如果不成功,那就得在災難來臨前從側麵砸破車廂玻璃,晃回到車廂內部,畢竟他們不能保證死在列車外頭的人能跟著一起讀檔複活。
這是一次緊張、重大又寶貴的機會,容不得任何疏忽。
兩人對視一眼,齊齊握住手中的繩索。
*
第一聲重重的敲擊聲響從列車最前方傳來時,夏景感覺到了什麼,轉過身。
這截車廂的門不知何時被關上了。
沒有了來自第一車廂的燈光,第二車廂頓時陷入到了昏暗之中。
隻有開放式平台外頭自然的夜下光線能勉強維持視野。
如此曖昧的光線之下,葉翔背靠著門,勾唇笑著,陰惻惻地盯著夏景,而他垂在身側的右手——
那隻手竟變成了鷹一般的獸爪,四根彎曲有力的手指都長有尖銳到仿佛能撕破一切的指甲。
夏景挑起眉梢,挑唇笑道:“‘它的手’?”
葉翔的呼吸因為興奮變得有些急促,他不懷好意地笑了起來:“你知道這個道具?”
他也沒想到安如明竟然還藏著這種好東西!
這個怪物道具來自於二星副本,把這個道具戴在手上,玩家的手不僅會變成獸爪,而且這隻手做出的任何攻擊,都不會被副本識彆為玩家本人做出的攻擊!
這也代表,用這隻獸爪殺死這個家夥,葉翔不會被副本施以任何懲戒!
安如明把這個東西給了他,並許諾如果這輪他們得複活重來,之後這個獸爪依舊會是他的,這一次性買賣的交易條件竟然僅僅隻是現實世界的三萬人民幣!
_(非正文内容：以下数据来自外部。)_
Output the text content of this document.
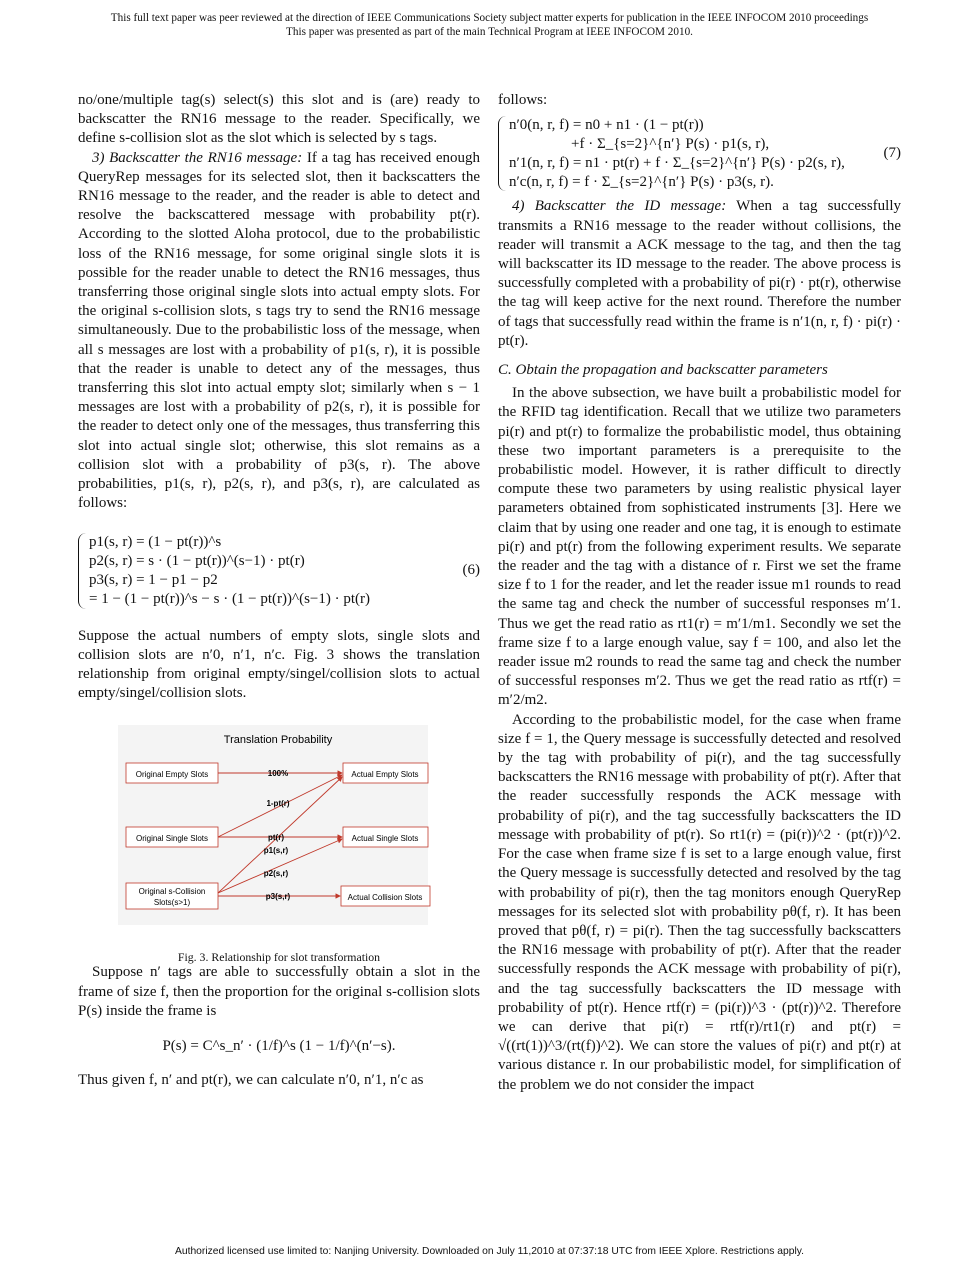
This full text paper was peer reviewed at the direction of IEEE Communications Society subject matter experts for publication in the IEEE INFOCOM 2010 proceedings
This paper was presented as part of the main Technical Program at IEEE INFOCOM 2010.

no/one/multiple tag(s) select(s) this slot and is (are) ready to backscatter the RN16 message to the reader. Specifically, we define s-collision slot as the slot which is selected by s tags.

3) Backscatter the RN16 message: If a tag has received enough QueryRep messages for its selected slot, then it backscatters the RN16 message to the reader, and the reader is able to detect and resolve the backscattered message with probability pt(r). According to the slotted Aloha protocol, due to the probabilistic loss of the RN16 message, for some original single slots it is possible for the reader unable to detect the RN16 messages, thus transferring those original single slots into actual empty slots. For the original s-collision slots, s tags try to send the RN16 message simultaneously. Due to the probabilistic loss of the message, when all s messages are lost with a probability of p1(s, r), it is possible that the reader is unable to detect any of the messages, thus transferring this slot into actual empty slot; similarly when s − 1 messages are lost with a probability of p2(s, r), it is possible for the reader to detect only one of the messages, thus transferring this slot into actual single slot; otherwise, this slot remains as a collision slot with a probability of p3(s, r). The above probabilities, p1(s, r), p2(s, r), and p3(s, r), are calculated as follows:

p1(s, r) = (1 − pt(r))^s
p2(s, r) = s · (1 − pt(r))^(s−1) · pt(r)
p3(s, r) = 1 − p1 − p2
= 1 − (1 − pt(r))^s − s · (1 − pt(r))^(s−1) · pt(r)
(6)

Suppose the actual numbers of empty slots, single slots and collision slots are n′0, n′1, n′c. Fig. 3 shows the translation relationship from original empty/singel/collision slots to actual empty/singel/collision slots.

Translation Probability
Original Empty Slots
Original Single Slots
Original s-Collision
Slots(s>1)
Actual Empty Slots
Actual Single Slots
Actual Collision Slots
100%
1-pt(r)
pt(r)
p1(s,r)
p2(s,r)
p3(s,r)
Fig. 3. Relationship for slot transformation

Suppose n′ tags are able to successfully obtain a slot in the frame of size f, then the proportion for the original s-collision slots P(s) inside the frame is

P(s) = C^s_n′ · (1/f)^s (1 − 1/f)^(n′−s).

Thus given f, n′ and pt(r), we can calculate n′0, n′1, n′c as

follows:

n′0(n, r, f) = n0 + n1 · (1 − pt(r))
+f · Σ_{s=2}^{n′} P(s) · p1(s, r),
n′1(n, r, f) = n1 · pt(r) + f · Σ_{s=2}^{n′} P(s) · p2(s, r),
n′c(n, r, f) = f · Σ_{s=2}^{n′} P(s) · p3(s, r).
(7)

4) Backscatter the ID message: When a tag successfully transmits a RN16 message to the reader without collisions, the reader will transmit a ACK message to the tag, and then the tag will backscatter its ID message to the reader. The above process is successfully completed with a probability of pi(r) · pt(r), otherwise the tag will keep active for the next round. Therefore the number of tags that successfully read within the frame is n′1(n, r, f) · pi(r) · pt(r).

C. Obtain the propagation and backscatter parameters

In the above subsection, we have built a probabilistic model for the RFID tag identification. Recall that we utilize two parameters pi(r) and pt(r) to formalize the probabilistic model, thus obtaining these two important parameters is a prerequisite to the probabilistic model. However, it is rather difficult to directly compute these two parameters by using realistic physical layer parameters obtained from sophisticated instruments [3]. Here we claim that by using one reader and one tag, it is enough to estimate pi(r) and pt(r) from the following experiment results. We separate the reader and the tag with a distance of r. First we set the frame size f to 1 for the reader, and let the reader issue m1 rounds to read the same tag and check the number of successful responses m′1. Thus we get the read ratio as rt1(r) = m′1/m1. Secondly we set the frame size f to a large enough value, say f = 100, and also let the reader issue m2 rounds to read the same tag and check the number of successful responses m′2. Thus we get the read ratio as rtf(r) = m′2/m2.

According to the probabilistic model, for the case when frame size f = 1, the Query message is successfully detected and resolved by the tag with probability of pi(r), and the tag successfully backscatters the RN16 message with probability of pt(r). After that the reader successfully responds the ACK message with probability of pi(r), and the tag successfully backscatters the ID message with probability of pt(r). So rt1(r) = (pi(r))^2 · (pt(r))^2. For the case when frame size f is set to a large enough value, first the Query message is successfully detected and resolved by the tag with probability of pi(r), then the tag monitors enough QueryRep messages for its selected slot with probability pθ(f, r). It has been proved that pθ(f, r) = pi(r). Then the tag successfully backscatters the RN16 message with probability of pt(r). After that the reader successfully responds the ACK message with probability of pi(r), and the tag successfully backscatters the ID message with probability of pt(r). Hence rtf(r) = (pi(r))^3 · (pt(r))^2. Therefore we can derive that pi(r) = rtf(r)/rt1(r) and pt(r) = √((rt(1))^3/(rt(f))^2). We can store the values of pi(r) and pt(r) at various distance r. In our probabilistic model, for simplification of the problem we do not consider the impact

Authorized licensed use limited to: Nanjing University. Downloaded on July 11,2010 at 07:37:18 UTC from IEEE Xplore. Restrictions apply.
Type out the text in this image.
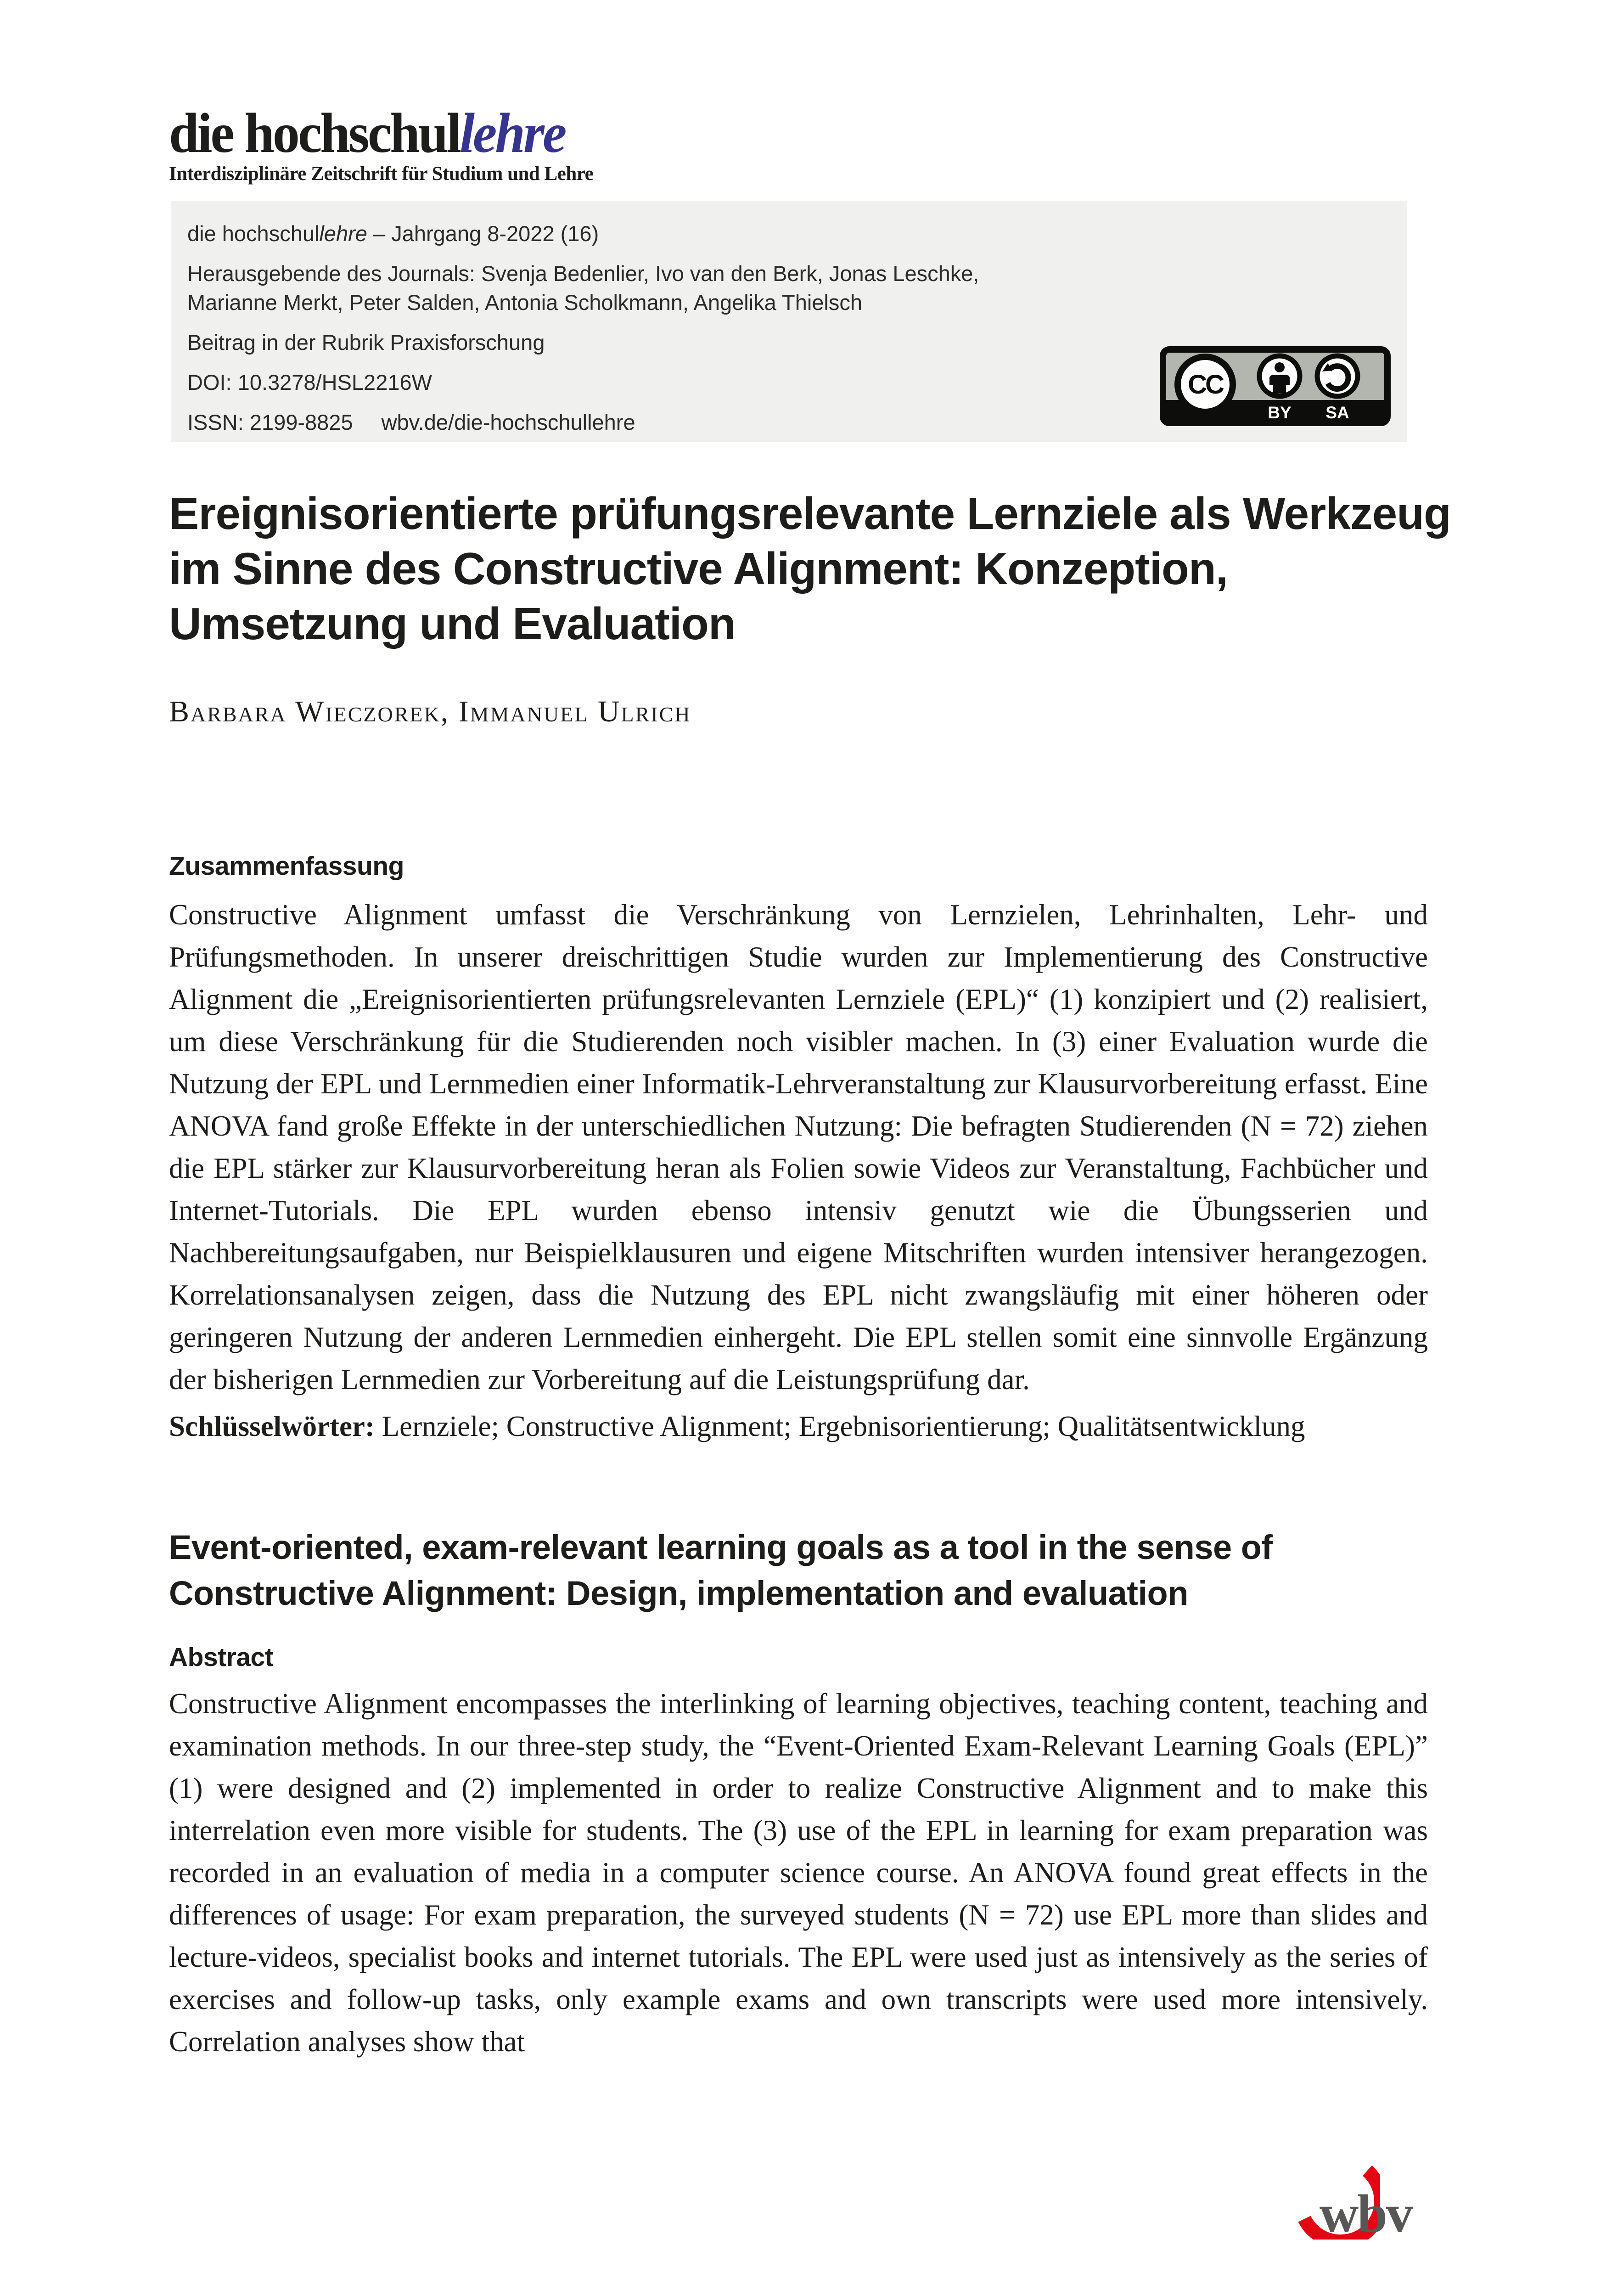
die hochschullehre
Interdisziplinäre Zeitschrift für Studium und Lehre

die hochschullehre – Jahrgang 8-2022 (16)

Herausgebende des Journals: Svenja Bedenlier, Ivo van den Berk, Jonas Leschke,
Marianne Merkt, Peter Salden, Antonia Scholkmann, Angelika Thielsch

Beitrag in der Rubrik Praxisforschung

DOI: 10.3278/HSL2216W

ISSN: 2199-8825 wbv.de/die-hochschullehre

CC
BY SA
Ereignisorientierte prüfungsrelevante Lernziele als Werkzeug
im Sinne des Constructive Alignment: Konzeption,
Umsetzung und Evaluation
Barbara Wieczorek, Immanuel Ulrich
Zusammenfassung

Constructive Alignment umfasst die Verschränkung von Lernzielen, Lehrinhalten, Lehr- und Prüfungsmethoden. In unserer dreischrittigen Studie wurden zur Implementierung des Constructive Alignment die „Ereignisorientierten prüfungsrelevanten Lernziele (EPL)“ (1) konzipiert und (2) realisiert, um diese Verschränkung für die Studierenden noch visibler machen. In (3) einer Evaluation wurde die Nutzung der EPL und Lernmedien einer Informatik-Lehrveranstaltung zur Klausurvorbereitung erfasst. Eine ANOVA fand große Effekte in der unterschiedlichen Nutzung: Die befragten Studierenden (N = 72) ziehen die EPL stärker zur Klausurvorbereitung heran als Folien sowie Videos zur Veranstaltung, Fachbücher und Internet-Tutorials. Die EPL wurden ebenso intensiv genutzt wie die Übungsserien und Nachbereitungsaufgaben, nur Beispielklausuren und eigene Mitschriften wurden intensiver herangezogen. Korrelationsanalysen zeigen, dass die Nutzung des EPL nicht zwangsläufig mit einer höheren oder geringeren Nutzung der anderen Lernmedien einhergeht. Die EPL stellen somit eine sinnvolle Ergänzung der bisherigen Lernmedien zur Vorbereitung auf die Leistungsprüfung dar.

Schlüsselwörter: Lernziele; Constructive Alignment; Ergebnisorientierung; Qualitätsentwicklung

Event-oriented, exam-relevant learning goals as a tool in the sense of
Constructive Alignment: Design, implementation and evaluation
Abstract

Constructive Alignment encompasses the interlinking of learning objectives, teaching content, teaching and examination methods. In our three-step study, the “Event-Oriented Exam-Relevant Learning Goals (EPL)” (1) were designed and (2) implemented in order to realize Constructive Alignment and to make this interrelation even more visible for students. The (3) use of the EPL in learning for exam preparation was recorded in an evaluation of media in a computer science course. An ANOVA found great effects in the differences of usage: For exam preparation, the surveyed students (N = 72) use EPL more than slides and lecture-videos, specialist books and internet tutorials. The EPL were used just as intensively as the series of exercises and follow-up tasks, only example exams and own transcripts were used more intensively. Correlation analyses show that

wbv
葉翔也沒想到,安如明看起來儀表堂堂,像是公司大老板,竟然還貪圖這三萬塊!
不過也是,又有誰不愛錢呢。
此時此刻,終於能肆意妄為的感覺讓葉翔的每個細胞都在燃燒。
夏景瞥了眼門外。
這列火車的每一扇門都有一麵小窗。
他們這扇門上的小窗正映照著門外安如明的背影——這個人在給他們望風。
而更遠處的黎棉他們顯然注意力全部在駕駛室那頭,根本沒有注意到他們這邊。
夏景笑了起來。
他繼續邁動腳步,一邊走,一邊打量著這些管道,語氣隨意地問:“安如明竟然願意把這種道具給你?”
夏景的冷靜不在葉翔的預料之內。
葉翔斂了斂笑意,內心越發不虞。
他警惕地跟著夏景的腳步轉移位置,冷笑道:“是啊,怎麼,終於怕了?”
夏景笑得更厲害。
他慢條斯理道:“他是怎麼教你的?”
葉翔皺了皺眉。
夏景不等他反應,就繼續往下說去:“——儘管那個人除了一張嘴,沒有展現過其他的能力,但也許他還留了一手呢?所以就算用上道具,最好也彆直接攻擊他,而是要用更加迂回的方式,試探他的底細。”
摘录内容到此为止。